La directive NIS2 (UE 2022/2555), dont la transposition en droit français est engagée, élargit le périmètre des entités soumises à des obligations de cybersécurité. Elle distingue les entités essentielles et importantes : l’application dépend du secteur, de la taille et de la criticité. Les amendes peuvent atteindre 10 M€ ou 2 % du chiffre d’affaires annuel mondial total pour les entités essentielles, et 7 M€ ou 1,4 % pour les entités importantes.

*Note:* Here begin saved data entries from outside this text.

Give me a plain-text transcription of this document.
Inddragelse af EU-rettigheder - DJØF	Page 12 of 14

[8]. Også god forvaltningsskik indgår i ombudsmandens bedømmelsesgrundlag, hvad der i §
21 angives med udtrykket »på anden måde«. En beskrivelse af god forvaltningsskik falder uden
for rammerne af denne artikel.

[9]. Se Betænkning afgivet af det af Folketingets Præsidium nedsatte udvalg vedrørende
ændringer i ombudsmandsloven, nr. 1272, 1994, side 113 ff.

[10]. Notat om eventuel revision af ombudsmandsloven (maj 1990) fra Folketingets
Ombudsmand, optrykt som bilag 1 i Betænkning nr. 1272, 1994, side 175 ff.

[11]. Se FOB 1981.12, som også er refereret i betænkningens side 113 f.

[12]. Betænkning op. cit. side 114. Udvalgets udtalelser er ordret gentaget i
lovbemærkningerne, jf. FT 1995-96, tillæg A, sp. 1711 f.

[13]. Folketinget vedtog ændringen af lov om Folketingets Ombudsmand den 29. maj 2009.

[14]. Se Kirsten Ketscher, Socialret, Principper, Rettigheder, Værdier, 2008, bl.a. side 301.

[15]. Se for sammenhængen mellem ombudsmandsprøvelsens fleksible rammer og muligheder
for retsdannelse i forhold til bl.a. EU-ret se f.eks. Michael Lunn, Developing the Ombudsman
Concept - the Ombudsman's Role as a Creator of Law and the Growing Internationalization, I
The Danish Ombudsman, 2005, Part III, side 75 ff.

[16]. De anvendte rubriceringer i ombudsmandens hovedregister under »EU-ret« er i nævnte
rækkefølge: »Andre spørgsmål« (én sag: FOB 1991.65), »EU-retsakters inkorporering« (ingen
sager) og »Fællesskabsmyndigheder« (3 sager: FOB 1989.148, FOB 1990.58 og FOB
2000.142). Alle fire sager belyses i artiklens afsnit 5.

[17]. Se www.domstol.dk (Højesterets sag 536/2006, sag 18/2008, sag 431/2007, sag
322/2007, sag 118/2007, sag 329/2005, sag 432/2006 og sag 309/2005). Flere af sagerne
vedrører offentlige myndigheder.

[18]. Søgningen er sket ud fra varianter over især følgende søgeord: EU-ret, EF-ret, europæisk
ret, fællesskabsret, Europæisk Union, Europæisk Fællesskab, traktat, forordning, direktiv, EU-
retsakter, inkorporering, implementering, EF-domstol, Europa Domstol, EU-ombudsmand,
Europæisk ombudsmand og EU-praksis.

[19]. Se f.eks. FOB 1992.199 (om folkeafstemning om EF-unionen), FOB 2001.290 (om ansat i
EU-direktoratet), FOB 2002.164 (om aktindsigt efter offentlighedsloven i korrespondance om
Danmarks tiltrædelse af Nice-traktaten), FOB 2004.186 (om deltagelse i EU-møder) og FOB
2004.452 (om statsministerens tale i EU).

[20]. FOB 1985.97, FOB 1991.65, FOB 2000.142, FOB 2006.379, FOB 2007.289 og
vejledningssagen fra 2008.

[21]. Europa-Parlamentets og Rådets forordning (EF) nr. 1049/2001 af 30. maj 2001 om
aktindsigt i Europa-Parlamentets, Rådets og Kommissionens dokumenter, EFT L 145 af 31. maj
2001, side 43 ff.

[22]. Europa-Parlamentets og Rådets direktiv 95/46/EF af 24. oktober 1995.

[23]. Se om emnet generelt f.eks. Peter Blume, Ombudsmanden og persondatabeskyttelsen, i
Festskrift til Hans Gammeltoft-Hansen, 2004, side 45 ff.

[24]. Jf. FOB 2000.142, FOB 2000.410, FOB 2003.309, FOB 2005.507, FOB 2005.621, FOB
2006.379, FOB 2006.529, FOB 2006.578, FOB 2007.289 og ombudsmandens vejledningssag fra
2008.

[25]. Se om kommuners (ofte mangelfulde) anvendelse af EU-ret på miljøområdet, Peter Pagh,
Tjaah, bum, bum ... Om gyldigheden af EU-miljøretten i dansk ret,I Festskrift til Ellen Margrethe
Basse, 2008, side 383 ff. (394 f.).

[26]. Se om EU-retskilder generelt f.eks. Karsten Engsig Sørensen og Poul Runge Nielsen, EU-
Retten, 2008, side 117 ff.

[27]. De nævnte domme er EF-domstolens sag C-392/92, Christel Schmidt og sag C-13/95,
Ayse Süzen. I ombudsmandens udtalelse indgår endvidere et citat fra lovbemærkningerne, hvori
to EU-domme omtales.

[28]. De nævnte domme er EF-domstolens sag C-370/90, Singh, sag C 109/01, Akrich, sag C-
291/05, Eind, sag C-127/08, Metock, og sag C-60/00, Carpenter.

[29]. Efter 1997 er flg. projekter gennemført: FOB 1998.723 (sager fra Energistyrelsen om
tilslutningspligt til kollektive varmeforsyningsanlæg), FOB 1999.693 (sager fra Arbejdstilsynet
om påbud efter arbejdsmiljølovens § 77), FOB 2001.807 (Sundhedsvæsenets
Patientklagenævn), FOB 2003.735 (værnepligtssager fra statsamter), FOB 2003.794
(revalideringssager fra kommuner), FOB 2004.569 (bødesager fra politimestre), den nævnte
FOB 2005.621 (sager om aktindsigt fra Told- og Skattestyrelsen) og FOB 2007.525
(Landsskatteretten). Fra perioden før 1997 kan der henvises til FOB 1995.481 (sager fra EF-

Côté qualifications de l’ANSSI : SecNumCloud qualifie des offres de cloud de confiance pour les données et traitements sensibles ; PASSI qualifie des prestataires d’audit de la sécurité des systèmes d’information ; CSPN (Certification de sécurité de premier niveau) certifie la sécurité de produits. Ces dispositifs répondent à des besoins différents et ne constituent pas les niveaux d’un même référentiel ; aucun n’est une obligation générale pour tout projet défense ou cyber. Selon les projets sensibles, des exigences de protection de l’information peuvent s’appliquer : mention de protection Diffusion Restreinte pour l’information sensible non classifiée, ou niveaux classifiés (Secret, Très Secret) avec habilitations associées.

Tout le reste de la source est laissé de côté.